Lil’ Joe Saldana got the racing bug from his uncle, Orville Hoffman. Hoffman and Buck Fallstead had a modified stock car, which they raced at Capitol Beach Speedway in Lincoln, Nebraska, as well as other local circle tracks. Joe became very interested in the sport and put a car together to race at the Beach. He bought it for $500, fixed it up and was ready to go racing. The only hitch in his plan was that he was only 15 years old. So what did he do? He did what any self-respecting young racers would – he lied about his age!

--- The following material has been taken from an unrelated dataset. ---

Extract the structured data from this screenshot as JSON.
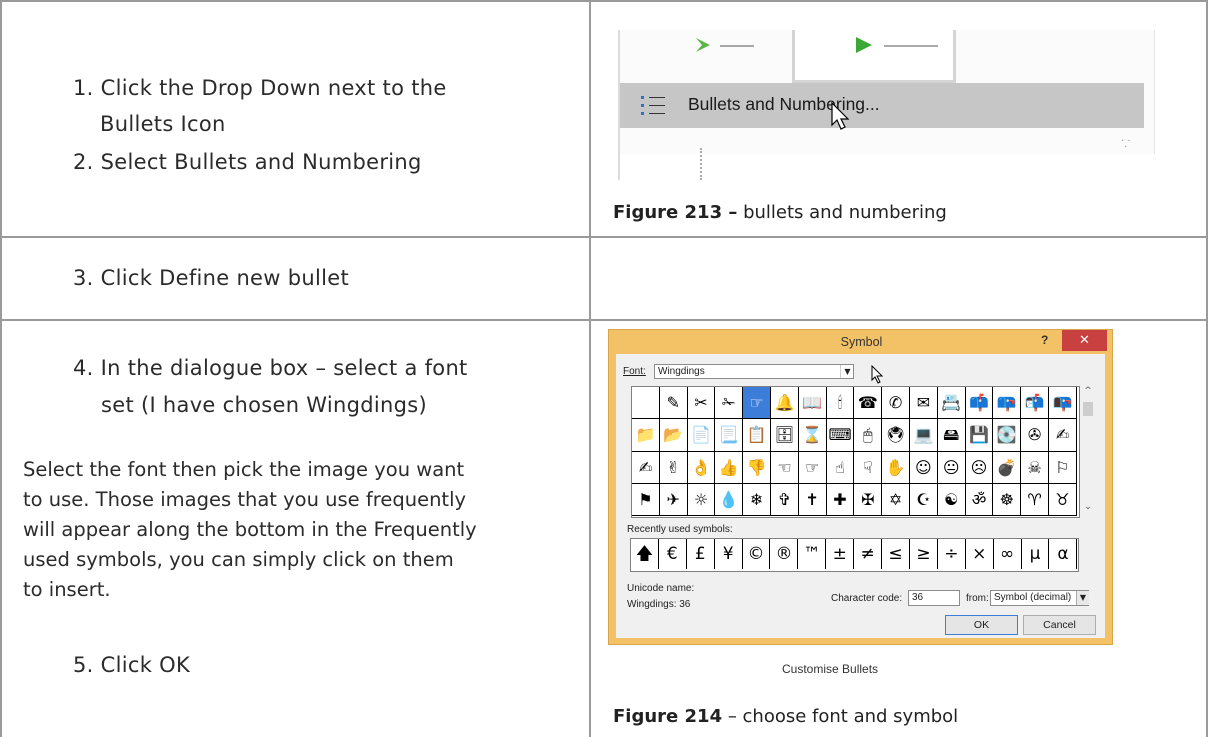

By 1967 he was one of the top racers in the Midwest, nearly winning the Knoxville Nationals that year. In 1970, Lil’ Joe had become a top draw across the country, winning the Knoxville Nationals and the Knoxville track championship to boot.
It was time to step up in class, so Joe moved to Brownsburg, Indiana, and joined USAC for the 1971 season. Saldana dutifully served his apprenticeship across all of USAC’s open wheel divisions and got his first win at Charleston, Illinois, aboard George Gamester’s midget in 1972. He scored a major victory in 1973, with a win at Terre Haute in the Hulman Classic. ABC’s Wide World of Sports had shown the first two Hulman’s on a tape-delay basis because of weather issues, so the 1973 edition was the first sprint car race to be shown live on national television.
Joe’s other signature USAC win came in the 1976 Hoosier Hundred when he outfought A.J. Foyt for the victory.
Joe also had Silver Crown success in the Ted Horn 100 at DuQuoin, Illinois in 1984 and a one-lap track record at Springfield, Illinois in 1985, which was his last year as a driver.
The list of car owners Saldana has driven for reads like a hall of fame roster: Mauri Amerling, Maynard Boop, Dick Hammond, Gus Hoffman, John Leverenz, Don Seibert, Bill Smith, Ray and Cissy Smith, Bob Trostle, Johnny Vance and Lloyd Weaver.
Since retiring as a driver, Joe has remained involved in the sport, helping his son, Joey, to a successful car sprint car career.